You want the authority to create, to be noticed and to make a difference?
You’re waiting for permission to stand up and speak up and ship?
Sorry. There’s no authority left.
Oprah has left the building. She can’t choose you to be on her show because her show is gone. YouTube wants you to have your own show now, but they’re not going to call you.
Dick Clark has left the building. He’s not going to be able to get you a record deal or a TV gig because his show is long gone. iTunes and a hundred other outlets want you to have your own gig now, but they’re not going to call you either.
Neither is the head of programming at Netflix.
Our cultural instinct to wait to get picked. To seek out the permission, authority and safety that comes from a publisher or talk show host or even a blogger saying, “I pick you.”

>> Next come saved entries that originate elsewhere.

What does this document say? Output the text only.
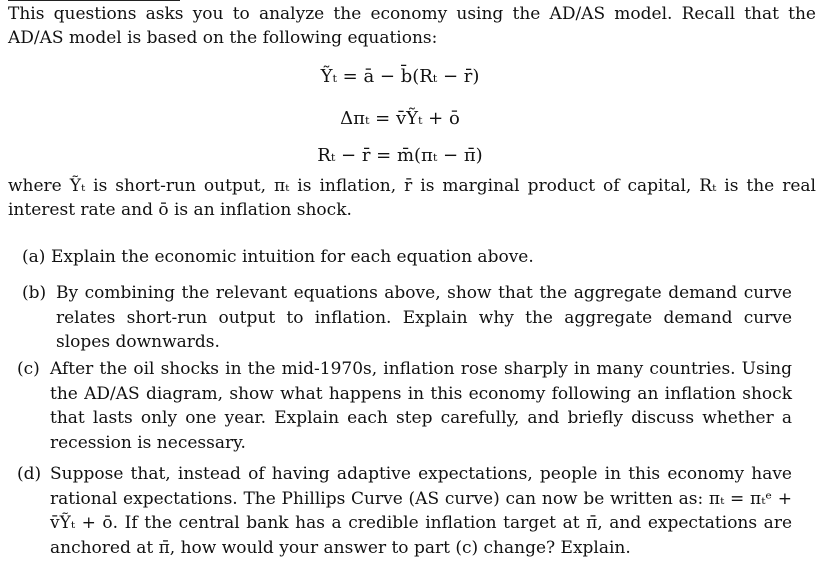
This questions asks you to analyze the economy using the AD/AS model. Recall that the AD/AS model is based on the following equations:

Ỹₜ = ā − b̄(Rₜ − r̄)
Δπₜ = v̄Ỹₜ + ō
Rₜ − r̄ = m̄(πₜ − π̄)

where Ỹₜ is short-run output, πₜ is inflation, r̄ is marginal product of capital, Rₜ is the real interest rate and ō is an inflation shock.

(a) Explain the economic intuition for each equation above.
(b) By combining the relevant equations above, show that the aggregate demand curve relates short-run output to inflation. Explain why the aggregate demand curve slopes downwards.
(c) After the oil shocks in the mid-1970s, inflation rose sharply in many countries. Using the AD/AS diagram, show what happens in this economy following an inflation shock that lasts only one year. Explain each step carefully, and briefly discuss whether a recession is necessary.
(d) Suppose that, instead of having adaptive expectations, people in this economy have rational expectations. The Phillips Curve (AS curve) can now be written as: πₜ = πₜᵉ + v̄Ỹₜ + ō. If the central bank has a credible inflation target at π̄, and expectations are anchored at π̄, how would your answer to part (c) change? Explain.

Once you reject that impulse and realize that no one is going to select you — that Prince Charming has chosen another house — then you can actually get to work.
The myth that the CEO is going to discover you and nurture you and ask you to join her for lunch is just that, a Hollywood myth.
It’s hardly ironic that I’m posting this on Medium. You don’t need Ev to say ‘go’ to post here. You simply do the work.
Once you understand that there are problems just waiting to be solved, once you realize that you have all the tools and all the permission you need, then opportunities to contribute abound. Not the opportunity to have your resume picked from the pile, but the opportunity to lead.
When we take responsibility and eagerly give credit, doors open. When we grab a microphone and speak up, we’re a step closer to doing the work we’re able to do.
Most of all, when you buckle down, confront the lizard and ship your best work, you’re becoming the artist that you are capable of becoming.
No one is going to pick you. Pick yourself.
[I wrote this nine years ago, and it’s more true now than it was then. Our instincts run deep. To be left off the hook because someone else put us on the hook. To seek out a shortcut to being known. To have deniability because we got picked… What would your life be like if you had started publishing regularly nine years ago? The best time to start was then, the second-best time is now.]